Here is how it works. Let's say you buy a 90-day Treasury Bill that pays an annual rate of 1 per cent, but inflation comes in at 0.8 per cent (as it did in December). That means your interest gains are almost totally wiped out (1 per cent less 0.8 per cent, leaves you with 0.2 per cent in interest, near zero).

Now let's say core inflation hits the Bank of Canada's 2.0 per cent mid-point target. If that happens, those who buy bonds will actually lose money (1 per cent of interest, less 2.0 per cent inflation). It gets worse, because our example does not include the taxes that many Canadians pay on their interest income.

Financial repression
Economists call the negative interest rate policies run by governments "financial repression," because they penalize savers who manage their money well and they bail out borrowers and spenders.
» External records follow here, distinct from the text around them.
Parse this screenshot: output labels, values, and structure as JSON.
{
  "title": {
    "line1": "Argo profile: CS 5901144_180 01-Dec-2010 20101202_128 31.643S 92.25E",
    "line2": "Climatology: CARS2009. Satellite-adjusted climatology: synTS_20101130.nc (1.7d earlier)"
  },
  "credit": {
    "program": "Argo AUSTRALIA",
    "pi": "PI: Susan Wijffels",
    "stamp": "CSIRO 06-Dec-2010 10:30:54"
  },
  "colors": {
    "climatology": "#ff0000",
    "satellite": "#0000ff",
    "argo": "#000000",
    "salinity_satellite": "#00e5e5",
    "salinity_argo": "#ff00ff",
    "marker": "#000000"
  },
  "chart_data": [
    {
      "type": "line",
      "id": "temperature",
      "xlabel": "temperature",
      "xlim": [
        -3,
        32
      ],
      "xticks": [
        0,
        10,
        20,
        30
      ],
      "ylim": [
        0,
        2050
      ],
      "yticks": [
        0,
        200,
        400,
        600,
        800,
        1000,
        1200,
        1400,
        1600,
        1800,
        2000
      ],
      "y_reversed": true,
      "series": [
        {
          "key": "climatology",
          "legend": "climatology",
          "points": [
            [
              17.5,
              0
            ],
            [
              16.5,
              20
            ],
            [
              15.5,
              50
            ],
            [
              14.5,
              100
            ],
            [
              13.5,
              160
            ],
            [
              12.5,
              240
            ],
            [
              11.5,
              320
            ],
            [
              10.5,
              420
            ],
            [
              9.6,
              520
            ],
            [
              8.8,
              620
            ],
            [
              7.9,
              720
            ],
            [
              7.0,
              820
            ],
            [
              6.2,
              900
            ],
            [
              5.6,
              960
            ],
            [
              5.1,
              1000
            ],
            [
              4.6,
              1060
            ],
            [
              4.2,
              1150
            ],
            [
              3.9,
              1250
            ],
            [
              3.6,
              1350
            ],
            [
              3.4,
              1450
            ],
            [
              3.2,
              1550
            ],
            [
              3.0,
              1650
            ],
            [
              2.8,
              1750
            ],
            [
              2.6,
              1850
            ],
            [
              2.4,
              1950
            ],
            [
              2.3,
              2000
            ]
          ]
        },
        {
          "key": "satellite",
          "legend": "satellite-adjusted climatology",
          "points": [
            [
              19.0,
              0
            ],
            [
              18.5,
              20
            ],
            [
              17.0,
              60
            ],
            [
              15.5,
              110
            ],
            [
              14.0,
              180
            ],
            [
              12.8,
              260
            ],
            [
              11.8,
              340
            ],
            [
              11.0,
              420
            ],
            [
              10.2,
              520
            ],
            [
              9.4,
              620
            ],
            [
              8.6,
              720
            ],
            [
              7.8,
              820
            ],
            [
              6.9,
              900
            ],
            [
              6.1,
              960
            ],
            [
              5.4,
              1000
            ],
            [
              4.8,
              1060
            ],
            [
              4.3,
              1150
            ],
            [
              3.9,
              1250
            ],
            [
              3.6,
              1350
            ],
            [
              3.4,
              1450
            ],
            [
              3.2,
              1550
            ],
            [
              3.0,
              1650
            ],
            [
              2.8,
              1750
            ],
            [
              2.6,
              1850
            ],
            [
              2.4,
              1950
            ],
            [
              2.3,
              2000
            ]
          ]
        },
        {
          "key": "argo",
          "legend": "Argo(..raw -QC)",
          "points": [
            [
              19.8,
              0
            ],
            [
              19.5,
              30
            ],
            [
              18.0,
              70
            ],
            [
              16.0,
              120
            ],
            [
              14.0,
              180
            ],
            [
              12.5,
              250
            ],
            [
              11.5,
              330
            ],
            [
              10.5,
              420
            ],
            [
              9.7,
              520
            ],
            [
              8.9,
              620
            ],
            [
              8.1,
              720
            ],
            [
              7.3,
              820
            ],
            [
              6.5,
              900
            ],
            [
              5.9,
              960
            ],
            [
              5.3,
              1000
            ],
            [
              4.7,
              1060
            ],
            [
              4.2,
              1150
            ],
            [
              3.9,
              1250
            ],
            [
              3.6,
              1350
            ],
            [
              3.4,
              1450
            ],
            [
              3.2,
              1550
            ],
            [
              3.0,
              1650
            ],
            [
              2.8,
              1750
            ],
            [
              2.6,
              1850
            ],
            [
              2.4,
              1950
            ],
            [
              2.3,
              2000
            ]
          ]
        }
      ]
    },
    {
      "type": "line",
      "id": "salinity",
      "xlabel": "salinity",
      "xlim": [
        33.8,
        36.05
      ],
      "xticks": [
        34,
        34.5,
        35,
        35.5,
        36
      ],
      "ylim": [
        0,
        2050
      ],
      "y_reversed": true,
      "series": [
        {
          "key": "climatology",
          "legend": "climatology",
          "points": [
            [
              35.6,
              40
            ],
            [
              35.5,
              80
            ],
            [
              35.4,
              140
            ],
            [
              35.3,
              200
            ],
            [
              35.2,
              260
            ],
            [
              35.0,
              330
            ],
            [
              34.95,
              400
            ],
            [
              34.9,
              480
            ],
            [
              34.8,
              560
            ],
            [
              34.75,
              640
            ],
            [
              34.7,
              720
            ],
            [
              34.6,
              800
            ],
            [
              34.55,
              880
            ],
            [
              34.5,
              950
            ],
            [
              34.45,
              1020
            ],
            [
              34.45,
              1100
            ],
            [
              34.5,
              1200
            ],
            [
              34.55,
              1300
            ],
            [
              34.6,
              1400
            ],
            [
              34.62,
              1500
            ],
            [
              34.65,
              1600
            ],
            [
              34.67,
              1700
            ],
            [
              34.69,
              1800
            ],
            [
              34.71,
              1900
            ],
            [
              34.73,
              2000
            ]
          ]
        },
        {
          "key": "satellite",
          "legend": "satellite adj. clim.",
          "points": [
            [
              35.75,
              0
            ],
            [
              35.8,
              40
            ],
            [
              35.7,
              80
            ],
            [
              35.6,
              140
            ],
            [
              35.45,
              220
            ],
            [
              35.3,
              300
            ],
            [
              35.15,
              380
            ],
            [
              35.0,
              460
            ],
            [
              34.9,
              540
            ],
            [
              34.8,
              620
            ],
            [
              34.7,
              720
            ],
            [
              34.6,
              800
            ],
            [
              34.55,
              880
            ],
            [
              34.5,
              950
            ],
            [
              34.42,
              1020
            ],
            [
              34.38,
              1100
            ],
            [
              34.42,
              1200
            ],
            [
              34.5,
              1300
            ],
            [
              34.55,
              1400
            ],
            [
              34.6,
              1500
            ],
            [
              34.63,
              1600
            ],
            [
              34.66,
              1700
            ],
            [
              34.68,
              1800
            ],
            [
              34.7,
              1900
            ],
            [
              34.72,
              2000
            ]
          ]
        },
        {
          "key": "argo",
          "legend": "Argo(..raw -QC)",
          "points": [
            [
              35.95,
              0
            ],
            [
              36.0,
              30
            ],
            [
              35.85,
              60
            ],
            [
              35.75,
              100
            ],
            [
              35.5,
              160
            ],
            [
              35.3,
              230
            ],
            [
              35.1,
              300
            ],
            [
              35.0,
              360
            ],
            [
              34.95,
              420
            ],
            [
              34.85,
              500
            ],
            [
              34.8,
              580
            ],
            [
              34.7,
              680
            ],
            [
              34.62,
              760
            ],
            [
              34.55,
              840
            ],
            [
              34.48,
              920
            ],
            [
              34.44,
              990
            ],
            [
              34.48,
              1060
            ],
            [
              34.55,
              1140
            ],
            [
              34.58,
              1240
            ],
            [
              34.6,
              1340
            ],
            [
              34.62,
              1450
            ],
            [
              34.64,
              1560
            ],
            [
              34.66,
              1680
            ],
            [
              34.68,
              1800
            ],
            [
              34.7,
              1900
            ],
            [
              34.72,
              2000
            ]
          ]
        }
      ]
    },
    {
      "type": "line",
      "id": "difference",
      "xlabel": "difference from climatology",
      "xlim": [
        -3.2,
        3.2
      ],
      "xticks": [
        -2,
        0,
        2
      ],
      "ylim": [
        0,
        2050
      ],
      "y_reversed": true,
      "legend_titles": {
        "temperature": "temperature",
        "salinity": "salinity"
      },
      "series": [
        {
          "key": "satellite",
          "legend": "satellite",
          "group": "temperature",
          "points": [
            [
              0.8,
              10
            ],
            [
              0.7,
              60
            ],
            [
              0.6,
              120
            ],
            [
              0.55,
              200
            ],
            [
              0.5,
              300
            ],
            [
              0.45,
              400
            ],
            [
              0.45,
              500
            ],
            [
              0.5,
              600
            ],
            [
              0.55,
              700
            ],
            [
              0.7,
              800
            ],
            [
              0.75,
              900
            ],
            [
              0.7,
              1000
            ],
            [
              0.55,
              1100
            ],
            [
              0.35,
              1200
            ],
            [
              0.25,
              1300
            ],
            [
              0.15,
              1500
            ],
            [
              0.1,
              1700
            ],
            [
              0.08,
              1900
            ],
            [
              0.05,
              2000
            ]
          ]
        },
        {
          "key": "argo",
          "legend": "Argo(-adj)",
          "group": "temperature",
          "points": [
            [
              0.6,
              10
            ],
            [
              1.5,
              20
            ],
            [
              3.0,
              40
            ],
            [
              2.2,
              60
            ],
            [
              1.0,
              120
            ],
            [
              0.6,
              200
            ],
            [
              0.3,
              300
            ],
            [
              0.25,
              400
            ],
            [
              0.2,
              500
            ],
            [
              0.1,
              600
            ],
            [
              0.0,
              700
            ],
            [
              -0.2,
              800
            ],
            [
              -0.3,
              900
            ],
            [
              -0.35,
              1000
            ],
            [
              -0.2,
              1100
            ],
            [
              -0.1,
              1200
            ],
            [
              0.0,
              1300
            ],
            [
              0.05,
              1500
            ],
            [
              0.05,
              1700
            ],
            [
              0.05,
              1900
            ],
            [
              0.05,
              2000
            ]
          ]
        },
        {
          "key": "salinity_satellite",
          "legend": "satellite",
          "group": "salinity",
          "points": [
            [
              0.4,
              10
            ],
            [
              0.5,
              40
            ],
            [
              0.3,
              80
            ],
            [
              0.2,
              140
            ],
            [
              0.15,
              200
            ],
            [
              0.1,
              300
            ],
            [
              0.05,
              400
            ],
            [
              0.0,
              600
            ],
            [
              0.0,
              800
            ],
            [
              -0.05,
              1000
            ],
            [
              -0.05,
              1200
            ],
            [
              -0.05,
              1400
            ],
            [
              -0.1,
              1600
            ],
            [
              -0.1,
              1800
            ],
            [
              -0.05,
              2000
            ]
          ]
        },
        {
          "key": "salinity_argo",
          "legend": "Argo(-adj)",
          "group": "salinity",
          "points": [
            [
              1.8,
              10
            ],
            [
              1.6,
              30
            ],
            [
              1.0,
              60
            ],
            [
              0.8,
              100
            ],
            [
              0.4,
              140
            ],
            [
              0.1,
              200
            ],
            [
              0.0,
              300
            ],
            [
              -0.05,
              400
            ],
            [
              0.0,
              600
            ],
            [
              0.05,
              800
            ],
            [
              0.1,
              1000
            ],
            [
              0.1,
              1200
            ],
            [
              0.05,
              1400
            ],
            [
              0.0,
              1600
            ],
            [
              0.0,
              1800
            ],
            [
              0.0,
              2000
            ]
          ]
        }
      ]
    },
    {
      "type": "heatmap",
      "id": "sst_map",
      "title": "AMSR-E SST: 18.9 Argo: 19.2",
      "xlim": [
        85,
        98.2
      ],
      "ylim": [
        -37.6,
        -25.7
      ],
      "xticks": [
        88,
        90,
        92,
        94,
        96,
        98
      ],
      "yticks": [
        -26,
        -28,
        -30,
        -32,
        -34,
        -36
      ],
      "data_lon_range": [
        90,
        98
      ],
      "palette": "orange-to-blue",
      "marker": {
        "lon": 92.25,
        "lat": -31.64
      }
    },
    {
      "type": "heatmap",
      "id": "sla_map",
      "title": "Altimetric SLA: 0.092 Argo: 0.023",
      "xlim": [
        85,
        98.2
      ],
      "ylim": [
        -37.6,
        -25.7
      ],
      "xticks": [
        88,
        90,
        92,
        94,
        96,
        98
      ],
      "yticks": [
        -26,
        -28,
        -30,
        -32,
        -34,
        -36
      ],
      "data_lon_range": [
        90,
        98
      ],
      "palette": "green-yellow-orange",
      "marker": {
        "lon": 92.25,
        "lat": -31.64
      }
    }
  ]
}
That said, there are signs that financial repression is going to become increasingly widespread in the coming years. Money printing and low interest rates are like a "sugar high" for athletes: They boost temporary performance, but they don't build the muscle and skills that are needed to compete over the long-term. Worse, not only are sugar highs hard to stop, it takes more and more sugar to keep getting the same high.

The good news is that Canadians are luckier than most. The country has vast natural resources, such as the Alberta tar sands, gold mines throughout Quebec and Ontario and potash in Saskatchewan, which are wanted the world over. These will go along way towards alleviating the pain that many other countries will feel when the effect of the sugar high starts to wear off.